Don't Tie Anything to Trees
This is a subject that gets hotly debated on some forums. The issue stems from a tradition, particularly in parts of Ireland and Scotland, of tying clooties to trees at some holy wells. Clooties are strips of cloth that would be dipped in the well water and then tied to a nearby tree along with some sort of prayer or wish. I must admit I personally quite like seeing decorated trees in places where it is allowed, but there are problems with the practice.
The main concern is that modern clooties are often made from non-biodegradable material, such as polyester ribbons or even plastic. These will stay on the tree pretty much forever rather than rotting away. They can restrict the growth of the tree and too many could eventually kill it. So, if you want to tie anything to a tree, make sure it is natural fibre that will quickly disintegrate in the wind and rain.
The other issue is that visitors are not only tying clooties at places where it is a genuine old tradition. Most sacred springs and wells do not have a historical connection with clooties, so those who honour the old folk customs in those places get upset when they see beauty spots clogged up with bits of rag. Some will spend a long time cleaning up the site, only to find it just as bad then next time they go there. When in doubt, don't do it.
Don't Light Fires - or Candles
Fires leave an unsightly mess behind, which spoil the site for those to come. They can cause damage to historic monuments if they are lit too close and can get out of control. Even the small flame of a candle could spark a forest fire. Always check if naked flames are allowed before lighting one. At some places they are, of course.

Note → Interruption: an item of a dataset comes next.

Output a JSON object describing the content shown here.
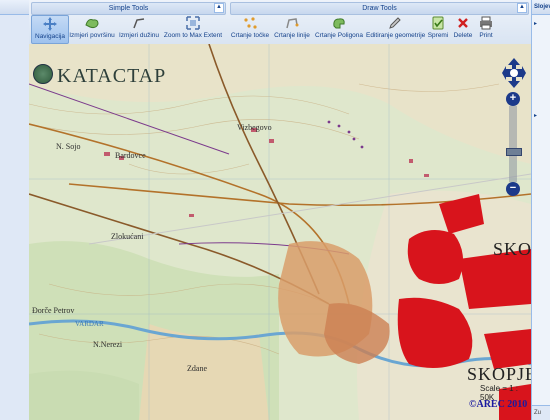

For example, you can buy tealights at Chalice Well Gardens to light at the well head to meditate with or to leave as an offering. Volunteers tidy up the tealight holders at the end of the day. But again, when in doubt, don't.
Don't Leave Offerings (Unless Requested)
Apart from candles and clooties, visitors sometimes think it is a good idea to leave other offerings - from statues, crystals or home and garden ornaments to flowers or food. Although biodegradable items are better than non-biodegradable ones, anything left behind can just look like litter to those who come later. If there is a specific place where offerings are allowed to be left, that's fine, but there usually isn't. Take away with you everything you bring unless specifically requested to do otherwise by the site owners. It is traditional to throw coins into some wishing wells. Often these coins are collected for charity and, of course, there's nothing wrong with doing this if it is asked for. But do check.
Don't Take Photographs
Photography is banned at some sacred sites, including the White Spring in Glastonbury, which is just over the road from Chalice Well. Many pagan groups will also ban photography when ceremonies or meditations are taking place. The reason for this is the belief that photography infringes on the privacy of the people who are there and can also affect the sanctity of the sacred space itself. Please be respectful. Ask permission before taking pictures of people and if there is a sign forbidding photography, then don't take photographs at all.
Don't Take Souvenirs (Except the Water)
It is usually OK to take a small bottle of water away with you if you visit a sacred spring, but don't take things like pebbles or soil. If everyone took a pebble or pot of earth away it could undermine the site. And certainly don't go chipping bits off any monuments! Avoid picking wild flowers too, unless you have permission of the site's owners.
If you are visiting any sacred site, check what is and what isn't allowed. If the spring has an official website, that should have details. When in doubt, leave the site just as you found it.